The cybercrime tool was widely used by hackers to push malware from compromised websites onto the Windows machines of visiting surfers for years up to October 2013, when the arrest of its alleged author Paunch in Russia spelled the end to updates.
Without new modules to take advantage of the latest software vulnerability, Blackhole rapidly lost its edge. Cybercrooks quickly switched to other exploit kits such as Angler instead, signalling the long-term decline of Blackhole.
That, it seemed, was the end of the story. Or so we thought. However, Malwarebytes has spotted an active drive-by download campaign via compromised websites bearing the hallmarks of the Blackhole Exploit Kit.
“We noticed Java and PDF exploits collected by our honeypot which we haven’t seen in ages," Jérôme Segura, a senior security researcher at Malwarebytes, explains in a blog post. "Looking closer at the structure of this attack, we were surprised when we realised this was the infamous Blackhole.”
“The new drive-by download attacks we caught over the weekend rely on the same structure as the original Blackhole, even reusing the old PDF and Java exploits. The only difference is the malware payload being dropped, which is current and had very low detection on VirusTotal,” he added.

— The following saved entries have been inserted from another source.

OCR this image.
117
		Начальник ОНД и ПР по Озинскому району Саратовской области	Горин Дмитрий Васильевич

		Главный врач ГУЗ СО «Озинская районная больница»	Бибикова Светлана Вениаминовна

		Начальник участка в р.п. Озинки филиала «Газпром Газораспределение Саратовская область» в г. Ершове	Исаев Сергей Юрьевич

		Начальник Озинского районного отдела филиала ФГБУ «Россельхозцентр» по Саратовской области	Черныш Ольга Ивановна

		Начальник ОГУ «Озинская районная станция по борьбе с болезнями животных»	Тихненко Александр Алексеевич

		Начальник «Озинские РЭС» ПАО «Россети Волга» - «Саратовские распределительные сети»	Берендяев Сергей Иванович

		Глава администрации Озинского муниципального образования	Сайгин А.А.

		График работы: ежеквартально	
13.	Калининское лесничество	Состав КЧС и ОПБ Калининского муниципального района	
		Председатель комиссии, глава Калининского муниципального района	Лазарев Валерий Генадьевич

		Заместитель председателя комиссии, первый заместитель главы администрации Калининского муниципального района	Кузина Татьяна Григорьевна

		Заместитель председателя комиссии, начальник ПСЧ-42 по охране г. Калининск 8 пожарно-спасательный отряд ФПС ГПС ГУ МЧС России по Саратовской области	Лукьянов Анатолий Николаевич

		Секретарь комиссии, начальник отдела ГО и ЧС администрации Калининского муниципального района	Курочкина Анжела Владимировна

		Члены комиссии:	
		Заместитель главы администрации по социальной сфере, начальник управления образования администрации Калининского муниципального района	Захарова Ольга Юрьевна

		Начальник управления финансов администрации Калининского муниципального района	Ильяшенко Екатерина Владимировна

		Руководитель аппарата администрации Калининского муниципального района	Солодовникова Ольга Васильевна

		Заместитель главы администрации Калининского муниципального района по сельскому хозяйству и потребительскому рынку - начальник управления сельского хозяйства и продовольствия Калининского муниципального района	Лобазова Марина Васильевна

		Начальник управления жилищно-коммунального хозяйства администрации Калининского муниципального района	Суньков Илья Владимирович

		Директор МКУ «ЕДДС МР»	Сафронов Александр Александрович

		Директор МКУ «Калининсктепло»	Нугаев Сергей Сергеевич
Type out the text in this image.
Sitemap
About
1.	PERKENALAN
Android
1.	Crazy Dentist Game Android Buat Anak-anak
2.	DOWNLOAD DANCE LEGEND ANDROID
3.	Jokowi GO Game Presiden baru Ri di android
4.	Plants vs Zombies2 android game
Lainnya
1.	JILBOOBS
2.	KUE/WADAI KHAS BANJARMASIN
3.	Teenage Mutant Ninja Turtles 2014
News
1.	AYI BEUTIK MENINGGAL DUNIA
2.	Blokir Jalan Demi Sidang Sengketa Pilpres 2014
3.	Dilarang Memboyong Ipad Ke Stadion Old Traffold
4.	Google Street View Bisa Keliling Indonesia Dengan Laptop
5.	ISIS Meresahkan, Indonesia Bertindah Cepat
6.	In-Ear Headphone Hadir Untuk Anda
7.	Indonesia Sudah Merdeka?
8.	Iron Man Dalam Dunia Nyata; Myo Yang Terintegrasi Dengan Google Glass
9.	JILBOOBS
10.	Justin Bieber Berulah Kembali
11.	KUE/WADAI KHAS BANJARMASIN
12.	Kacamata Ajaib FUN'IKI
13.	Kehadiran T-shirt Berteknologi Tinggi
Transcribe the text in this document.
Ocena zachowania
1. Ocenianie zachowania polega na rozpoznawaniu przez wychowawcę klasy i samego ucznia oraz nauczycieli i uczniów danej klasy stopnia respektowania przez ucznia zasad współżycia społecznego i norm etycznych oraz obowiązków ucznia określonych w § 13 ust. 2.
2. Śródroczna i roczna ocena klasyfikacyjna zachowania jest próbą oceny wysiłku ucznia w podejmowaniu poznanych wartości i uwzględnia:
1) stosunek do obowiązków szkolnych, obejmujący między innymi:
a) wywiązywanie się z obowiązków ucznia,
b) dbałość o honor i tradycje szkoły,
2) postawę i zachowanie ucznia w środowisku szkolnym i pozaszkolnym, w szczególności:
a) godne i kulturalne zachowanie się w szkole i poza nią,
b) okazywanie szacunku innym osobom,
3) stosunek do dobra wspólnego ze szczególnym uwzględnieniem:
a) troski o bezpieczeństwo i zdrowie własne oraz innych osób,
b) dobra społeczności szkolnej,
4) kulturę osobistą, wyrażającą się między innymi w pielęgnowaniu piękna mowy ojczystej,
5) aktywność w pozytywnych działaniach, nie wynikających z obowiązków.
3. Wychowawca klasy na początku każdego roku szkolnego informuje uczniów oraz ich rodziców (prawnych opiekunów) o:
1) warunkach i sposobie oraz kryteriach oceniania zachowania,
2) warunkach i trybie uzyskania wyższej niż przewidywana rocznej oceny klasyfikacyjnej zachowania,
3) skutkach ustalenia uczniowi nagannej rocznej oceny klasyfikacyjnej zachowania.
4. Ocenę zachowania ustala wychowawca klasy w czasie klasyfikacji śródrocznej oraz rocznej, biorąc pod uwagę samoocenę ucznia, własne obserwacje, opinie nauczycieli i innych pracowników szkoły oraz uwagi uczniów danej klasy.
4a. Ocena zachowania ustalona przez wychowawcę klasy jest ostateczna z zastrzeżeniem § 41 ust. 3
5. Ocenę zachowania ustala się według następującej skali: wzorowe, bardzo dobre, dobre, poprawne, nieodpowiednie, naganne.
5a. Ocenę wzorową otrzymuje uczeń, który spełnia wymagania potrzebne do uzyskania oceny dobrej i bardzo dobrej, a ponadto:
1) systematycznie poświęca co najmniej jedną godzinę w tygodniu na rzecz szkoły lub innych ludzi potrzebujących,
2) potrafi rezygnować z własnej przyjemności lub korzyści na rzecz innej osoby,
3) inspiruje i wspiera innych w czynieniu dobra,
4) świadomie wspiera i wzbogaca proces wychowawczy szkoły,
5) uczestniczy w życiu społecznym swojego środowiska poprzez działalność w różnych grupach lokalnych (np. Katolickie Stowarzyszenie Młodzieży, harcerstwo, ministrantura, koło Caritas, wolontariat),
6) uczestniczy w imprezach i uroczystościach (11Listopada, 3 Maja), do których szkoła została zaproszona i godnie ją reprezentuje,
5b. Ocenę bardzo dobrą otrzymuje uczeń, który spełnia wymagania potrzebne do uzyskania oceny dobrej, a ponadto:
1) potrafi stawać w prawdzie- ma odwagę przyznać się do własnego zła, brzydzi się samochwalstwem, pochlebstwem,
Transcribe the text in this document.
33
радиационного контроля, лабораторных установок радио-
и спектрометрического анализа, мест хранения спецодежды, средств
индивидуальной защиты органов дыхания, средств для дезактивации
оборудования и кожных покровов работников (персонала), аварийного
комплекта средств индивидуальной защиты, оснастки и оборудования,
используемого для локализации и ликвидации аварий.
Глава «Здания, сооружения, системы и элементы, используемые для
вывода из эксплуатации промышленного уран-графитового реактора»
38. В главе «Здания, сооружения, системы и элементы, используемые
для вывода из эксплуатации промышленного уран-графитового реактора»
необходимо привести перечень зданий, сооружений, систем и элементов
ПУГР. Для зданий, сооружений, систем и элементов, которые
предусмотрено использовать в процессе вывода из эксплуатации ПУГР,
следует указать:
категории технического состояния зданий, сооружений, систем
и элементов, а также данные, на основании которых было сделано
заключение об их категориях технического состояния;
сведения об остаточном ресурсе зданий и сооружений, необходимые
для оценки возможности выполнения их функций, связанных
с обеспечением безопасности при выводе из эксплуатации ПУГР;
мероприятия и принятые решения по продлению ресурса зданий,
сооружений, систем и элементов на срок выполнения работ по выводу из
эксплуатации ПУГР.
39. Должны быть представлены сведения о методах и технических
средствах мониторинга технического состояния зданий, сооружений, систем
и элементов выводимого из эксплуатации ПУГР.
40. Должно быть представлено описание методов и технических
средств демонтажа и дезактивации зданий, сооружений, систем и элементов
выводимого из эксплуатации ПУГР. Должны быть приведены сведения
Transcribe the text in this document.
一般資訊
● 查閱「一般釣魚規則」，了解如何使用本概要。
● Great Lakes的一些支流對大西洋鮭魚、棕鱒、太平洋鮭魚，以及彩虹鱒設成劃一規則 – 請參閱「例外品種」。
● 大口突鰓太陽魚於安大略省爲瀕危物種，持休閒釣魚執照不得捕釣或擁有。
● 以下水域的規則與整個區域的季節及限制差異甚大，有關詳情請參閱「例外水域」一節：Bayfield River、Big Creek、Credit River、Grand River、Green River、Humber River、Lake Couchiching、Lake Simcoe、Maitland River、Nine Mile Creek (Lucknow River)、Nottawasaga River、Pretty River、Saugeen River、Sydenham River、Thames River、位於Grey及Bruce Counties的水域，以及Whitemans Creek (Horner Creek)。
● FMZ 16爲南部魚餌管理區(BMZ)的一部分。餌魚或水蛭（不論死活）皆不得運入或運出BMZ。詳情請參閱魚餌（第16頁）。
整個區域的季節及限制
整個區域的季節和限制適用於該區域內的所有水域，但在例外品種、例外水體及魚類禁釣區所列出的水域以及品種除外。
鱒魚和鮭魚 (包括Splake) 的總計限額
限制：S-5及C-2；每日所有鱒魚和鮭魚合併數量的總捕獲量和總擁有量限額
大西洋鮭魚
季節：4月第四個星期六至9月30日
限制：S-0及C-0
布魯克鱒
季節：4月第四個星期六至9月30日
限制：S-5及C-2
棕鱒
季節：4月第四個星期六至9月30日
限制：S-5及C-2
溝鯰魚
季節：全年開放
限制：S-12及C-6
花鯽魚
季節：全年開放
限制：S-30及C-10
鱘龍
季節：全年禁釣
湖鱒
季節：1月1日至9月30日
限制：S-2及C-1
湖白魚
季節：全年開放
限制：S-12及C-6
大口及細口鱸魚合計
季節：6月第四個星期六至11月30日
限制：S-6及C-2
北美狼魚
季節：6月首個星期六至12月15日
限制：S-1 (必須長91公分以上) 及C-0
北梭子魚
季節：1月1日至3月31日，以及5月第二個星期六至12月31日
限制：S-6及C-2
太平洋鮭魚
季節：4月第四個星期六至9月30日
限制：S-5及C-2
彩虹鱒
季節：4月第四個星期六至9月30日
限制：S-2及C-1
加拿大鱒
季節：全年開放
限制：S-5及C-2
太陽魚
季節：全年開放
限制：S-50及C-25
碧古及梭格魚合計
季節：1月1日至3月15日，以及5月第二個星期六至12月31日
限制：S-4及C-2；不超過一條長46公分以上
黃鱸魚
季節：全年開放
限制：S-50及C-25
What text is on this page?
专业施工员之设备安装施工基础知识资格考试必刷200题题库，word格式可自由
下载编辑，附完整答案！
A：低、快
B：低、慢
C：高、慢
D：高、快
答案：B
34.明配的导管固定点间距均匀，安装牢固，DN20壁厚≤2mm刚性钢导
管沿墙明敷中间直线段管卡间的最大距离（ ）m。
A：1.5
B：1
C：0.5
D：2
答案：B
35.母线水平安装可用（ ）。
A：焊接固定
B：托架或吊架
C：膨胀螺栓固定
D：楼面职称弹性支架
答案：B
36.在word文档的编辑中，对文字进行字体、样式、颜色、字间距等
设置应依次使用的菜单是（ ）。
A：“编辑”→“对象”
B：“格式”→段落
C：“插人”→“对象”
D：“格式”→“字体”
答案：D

Closer analysis of an exploit server by Malwarebytes revealed that the attack was put together using leaked source for the Blackhole Exploit Kit.
“Although the exploits are old, there are probably still vulnerable computers out there who could get compromised," he added."We also noticed that the author behind this Blackhole edition was working on new landing pages, so it is possible there might be additional changes in the future.”
It’s unclear why an old exploit kit is being used in live attacks considering the infection rate would be quite low due to the ageing exploits. An alternative up-to-date tool would yield far better results for cybercrooks without entailing any extra effort.
One hypothesis could be that with the source code being public, it is a free platform that can be built upon and updated. ®
VirusTotal allows anyone to upload suspicious files. The Google-owned service aggregates data on suspicious files before sharing the resulting intelligence with security firms.